Dr Regina Luttge introduced her ongoing research on the project with a focus on the micro- and nanofabrication technology enabling new in vitro nervous system models, here tailored to Parkinson’s Disease (PD). Going into more fundamental details of defining the design criteria of our envisaged PD model, she discussed the contribution in combining microfluidics with tissue engineering. Watch the recording and discover more about innovative future development of therapeutic strategies.
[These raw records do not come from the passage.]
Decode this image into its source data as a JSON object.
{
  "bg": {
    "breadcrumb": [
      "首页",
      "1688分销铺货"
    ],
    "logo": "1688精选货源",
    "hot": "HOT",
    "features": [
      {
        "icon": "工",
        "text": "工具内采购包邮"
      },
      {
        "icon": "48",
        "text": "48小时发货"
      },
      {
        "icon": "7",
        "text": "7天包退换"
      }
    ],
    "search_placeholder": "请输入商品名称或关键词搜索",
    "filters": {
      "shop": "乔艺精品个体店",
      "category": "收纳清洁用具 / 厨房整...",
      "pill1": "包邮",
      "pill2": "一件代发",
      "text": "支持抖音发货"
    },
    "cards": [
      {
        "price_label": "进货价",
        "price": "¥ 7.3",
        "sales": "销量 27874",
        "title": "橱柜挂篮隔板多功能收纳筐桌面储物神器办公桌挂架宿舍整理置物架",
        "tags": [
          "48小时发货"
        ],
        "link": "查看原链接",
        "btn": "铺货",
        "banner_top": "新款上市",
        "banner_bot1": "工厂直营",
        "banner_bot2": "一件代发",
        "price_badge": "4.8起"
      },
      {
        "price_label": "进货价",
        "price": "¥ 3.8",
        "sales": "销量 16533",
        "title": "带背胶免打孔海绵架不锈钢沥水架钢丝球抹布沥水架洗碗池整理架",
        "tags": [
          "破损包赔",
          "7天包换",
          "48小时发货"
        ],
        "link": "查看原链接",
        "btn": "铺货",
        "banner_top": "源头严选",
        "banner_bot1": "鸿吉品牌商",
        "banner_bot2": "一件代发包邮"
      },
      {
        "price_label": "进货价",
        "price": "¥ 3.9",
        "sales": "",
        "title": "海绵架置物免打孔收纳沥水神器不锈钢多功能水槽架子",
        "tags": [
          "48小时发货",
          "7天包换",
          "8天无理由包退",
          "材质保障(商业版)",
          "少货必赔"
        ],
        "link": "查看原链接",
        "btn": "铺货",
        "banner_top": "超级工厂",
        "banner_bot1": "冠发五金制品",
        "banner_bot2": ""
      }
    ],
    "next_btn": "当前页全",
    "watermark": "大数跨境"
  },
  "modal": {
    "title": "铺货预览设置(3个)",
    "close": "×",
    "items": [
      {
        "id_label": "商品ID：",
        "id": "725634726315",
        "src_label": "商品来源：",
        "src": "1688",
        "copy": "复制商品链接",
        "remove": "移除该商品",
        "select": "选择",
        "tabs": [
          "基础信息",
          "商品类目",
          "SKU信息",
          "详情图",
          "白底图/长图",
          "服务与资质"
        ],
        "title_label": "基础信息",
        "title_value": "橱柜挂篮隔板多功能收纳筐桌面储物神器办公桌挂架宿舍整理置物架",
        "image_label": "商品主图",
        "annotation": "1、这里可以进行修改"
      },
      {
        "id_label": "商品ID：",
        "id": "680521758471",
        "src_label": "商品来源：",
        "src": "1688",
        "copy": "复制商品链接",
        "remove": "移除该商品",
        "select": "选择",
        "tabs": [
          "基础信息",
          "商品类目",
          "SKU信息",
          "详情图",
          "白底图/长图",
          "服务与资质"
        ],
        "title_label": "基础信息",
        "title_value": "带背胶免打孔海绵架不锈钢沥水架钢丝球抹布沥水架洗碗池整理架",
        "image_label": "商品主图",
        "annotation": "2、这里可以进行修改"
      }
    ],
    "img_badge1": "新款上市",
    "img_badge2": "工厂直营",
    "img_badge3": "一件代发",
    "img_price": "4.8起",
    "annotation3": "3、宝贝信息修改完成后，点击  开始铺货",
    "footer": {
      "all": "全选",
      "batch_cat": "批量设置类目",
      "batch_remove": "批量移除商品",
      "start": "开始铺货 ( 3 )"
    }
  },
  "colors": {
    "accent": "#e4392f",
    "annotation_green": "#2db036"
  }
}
Associate Professor and Chair Neuro-Nanoscale Engineering
Mechanical Engineering Department/Microsystems and Institute of Complex Molecular Systems
Eindhoven University of Technology
Regina studied Applied Sciences in Germany and worked as an engineering researcher at Institut für Mikrotechnik in Mainz GmbH for nearly five years prior to starting her PhD studies in Microsystems Technologies at Imperial College, London, in 1999. In 2003 she received her PhD from the University of London on the development of fabrication technology for micro-optical scanners. Switching her research interests to microfluidics applications, Luttge went on to work at the University of Twente’s MESA+ Institute for Nanotechnology, The Netherlands. Initially as a senior scientist and later, when she received a Veni award by The Netherlands Organisation for Scientific Research (NWO) as an Assistant Professor. She received her second personal award (ERC Starting grant) by the European Research Council in 2011, which empowered her to set up her own research line nanoscale engineering for medicine and biology as a PI at University of Twente. In 2013, she moved her research line to the just started Microsystems group at TU/e, where she was also appointed Associate Professor in the same year. Since 2018, she continuous her research activities within in the Microsystems section as Chair of Neuro-Nanoscale Engineering. Currently, she is the leader of FET-ProACT-CONNECT, a 5 years EU funded project conducting research to better understand Parkinson’s disease by means of Organ on a Chip (OoC) technology. Besides education and research, Regina is passionate about spinning off new businesses, encouraging her students at all levels of their educational program to take part in the innovation chain.